DP10434 Technology and the Changing Family: A Unified Model of Marriage, Divorce, Educational Attainment and Married Female Labor-Force Participation
|Author(s):||Jeremy Greenwood, Nezih Guner, Georgi Kocharkov, Cezar Santos|
|Publication Date:||February 2015|
|Keyword(s):||assortative mating, education, household production, inequality, marriage and divorce, married female labour supply|
|JEL(s):||E13, J12, J22, O11|
|Programme Areas:||International Macroeconomics, Labour Economics|
|Link to this Page:||www.cepr.org/active/publications/discussion_papers/dp.php?dpno=10434|
Marriage has declined since 1960, with the drop being bigger for non-college educated individuals versus college educated ones.

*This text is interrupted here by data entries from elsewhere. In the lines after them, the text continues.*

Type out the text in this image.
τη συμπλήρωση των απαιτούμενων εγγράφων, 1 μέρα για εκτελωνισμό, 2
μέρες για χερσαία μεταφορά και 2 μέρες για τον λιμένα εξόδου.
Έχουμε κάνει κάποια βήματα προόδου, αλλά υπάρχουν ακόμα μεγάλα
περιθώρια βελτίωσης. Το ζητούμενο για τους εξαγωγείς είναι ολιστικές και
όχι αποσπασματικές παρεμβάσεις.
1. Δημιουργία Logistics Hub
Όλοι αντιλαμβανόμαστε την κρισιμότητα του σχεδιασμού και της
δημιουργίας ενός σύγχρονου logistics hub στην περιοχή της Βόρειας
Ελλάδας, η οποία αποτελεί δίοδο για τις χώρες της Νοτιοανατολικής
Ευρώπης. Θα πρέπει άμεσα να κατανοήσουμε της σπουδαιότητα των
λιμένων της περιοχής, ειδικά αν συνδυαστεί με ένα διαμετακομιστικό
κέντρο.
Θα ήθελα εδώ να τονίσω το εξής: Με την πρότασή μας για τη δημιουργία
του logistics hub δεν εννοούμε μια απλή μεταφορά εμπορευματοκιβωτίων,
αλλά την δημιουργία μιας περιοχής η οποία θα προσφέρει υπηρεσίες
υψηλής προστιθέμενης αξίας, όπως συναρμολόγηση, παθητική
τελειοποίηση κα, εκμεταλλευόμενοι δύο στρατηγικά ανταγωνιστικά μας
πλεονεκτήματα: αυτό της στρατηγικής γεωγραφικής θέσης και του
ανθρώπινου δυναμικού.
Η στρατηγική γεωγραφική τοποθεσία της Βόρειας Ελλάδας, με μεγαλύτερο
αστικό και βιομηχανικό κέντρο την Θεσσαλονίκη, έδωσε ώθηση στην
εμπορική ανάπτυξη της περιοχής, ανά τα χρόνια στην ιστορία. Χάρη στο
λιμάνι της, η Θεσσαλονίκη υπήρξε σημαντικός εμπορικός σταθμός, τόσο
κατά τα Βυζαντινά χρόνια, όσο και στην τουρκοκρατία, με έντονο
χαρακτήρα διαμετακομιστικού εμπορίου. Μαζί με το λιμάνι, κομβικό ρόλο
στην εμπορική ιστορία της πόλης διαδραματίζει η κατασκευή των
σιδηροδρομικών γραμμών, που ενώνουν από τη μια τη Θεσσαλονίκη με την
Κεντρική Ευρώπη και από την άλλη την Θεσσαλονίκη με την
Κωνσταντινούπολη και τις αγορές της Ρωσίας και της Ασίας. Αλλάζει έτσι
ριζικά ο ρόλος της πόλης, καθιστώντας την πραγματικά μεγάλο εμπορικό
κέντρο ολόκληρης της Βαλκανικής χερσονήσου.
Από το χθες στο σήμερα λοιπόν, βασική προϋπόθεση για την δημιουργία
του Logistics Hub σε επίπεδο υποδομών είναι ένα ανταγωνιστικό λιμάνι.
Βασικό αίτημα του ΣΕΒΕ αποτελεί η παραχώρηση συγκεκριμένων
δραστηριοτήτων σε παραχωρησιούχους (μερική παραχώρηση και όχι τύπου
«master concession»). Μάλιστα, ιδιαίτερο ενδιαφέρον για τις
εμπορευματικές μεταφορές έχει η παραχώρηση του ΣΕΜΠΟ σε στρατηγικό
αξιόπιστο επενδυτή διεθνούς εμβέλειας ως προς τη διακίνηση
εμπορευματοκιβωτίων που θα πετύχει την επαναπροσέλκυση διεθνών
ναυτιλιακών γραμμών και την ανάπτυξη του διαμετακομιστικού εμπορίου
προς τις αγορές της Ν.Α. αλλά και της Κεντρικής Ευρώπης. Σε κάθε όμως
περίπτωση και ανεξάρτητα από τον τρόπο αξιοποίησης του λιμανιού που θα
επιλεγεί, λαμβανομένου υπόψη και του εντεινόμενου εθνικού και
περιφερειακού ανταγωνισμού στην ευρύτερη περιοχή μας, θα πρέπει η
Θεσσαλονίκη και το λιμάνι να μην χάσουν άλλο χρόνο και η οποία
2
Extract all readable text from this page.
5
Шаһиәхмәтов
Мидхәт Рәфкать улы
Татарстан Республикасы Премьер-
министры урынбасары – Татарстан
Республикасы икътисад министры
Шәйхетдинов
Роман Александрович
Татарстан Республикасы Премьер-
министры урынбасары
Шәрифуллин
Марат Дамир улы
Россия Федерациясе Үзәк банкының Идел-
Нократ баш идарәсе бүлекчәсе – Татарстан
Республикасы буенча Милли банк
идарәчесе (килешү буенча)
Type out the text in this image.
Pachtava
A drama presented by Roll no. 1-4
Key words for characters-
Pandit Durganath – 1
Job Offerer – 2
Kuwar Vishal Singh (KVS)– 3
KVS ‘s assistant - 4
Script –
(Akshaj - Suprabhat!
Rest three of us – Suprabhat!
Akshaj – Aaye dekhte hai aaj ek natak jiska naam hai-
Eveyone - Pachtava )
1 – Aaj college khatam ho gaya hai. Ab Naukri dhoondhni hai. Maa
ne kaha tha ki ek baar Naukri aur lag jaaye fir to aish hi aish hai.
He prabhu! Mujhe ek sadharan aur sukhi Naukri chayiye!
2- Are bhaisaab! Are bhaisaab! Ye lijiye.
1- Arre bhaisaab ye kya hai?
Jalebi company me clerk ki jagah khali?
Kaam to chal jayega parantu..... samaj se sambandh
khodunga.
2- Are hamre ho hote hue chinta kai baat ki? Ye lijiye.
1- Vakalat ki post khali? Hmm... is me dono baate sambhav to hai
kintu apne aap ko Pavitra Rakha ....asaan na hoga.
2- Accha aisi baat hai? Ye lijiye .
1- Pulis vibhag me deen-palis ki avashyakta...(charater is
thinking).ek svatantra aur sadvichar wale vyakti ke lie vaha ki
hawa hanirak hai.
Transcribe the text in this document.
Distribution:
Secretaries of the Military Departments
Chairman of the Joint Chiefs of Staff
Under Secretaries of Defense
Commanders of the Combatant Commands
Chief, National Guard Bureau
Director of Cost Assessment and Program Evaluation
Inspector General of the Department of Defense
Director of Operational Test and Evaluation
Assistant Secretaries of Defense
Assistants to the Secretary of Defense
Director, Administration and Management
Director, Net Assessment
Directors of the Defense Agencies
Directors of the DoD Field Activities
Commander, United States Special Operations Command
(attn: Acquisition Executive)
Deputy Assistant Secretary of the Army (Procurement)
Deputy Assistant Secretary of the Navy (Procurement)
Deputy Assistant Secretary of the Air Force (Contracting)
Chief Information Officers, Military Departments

Divorce has increased, more so for the non-college educated. Additionally, positive assortative mating has risen. Income inequality among households has also widened. A unified model of marriage, divorce, educational attainment and married female labor-force participation is developed and estimated to fit the postwar U.S. data. Two underlying driving forces are considered: technological progress in the household sector and shifts in the wage structure. The analysis emphasizes the joint role that educational attainment, married female labor-force participation, and assortative mating play in determining income inequality.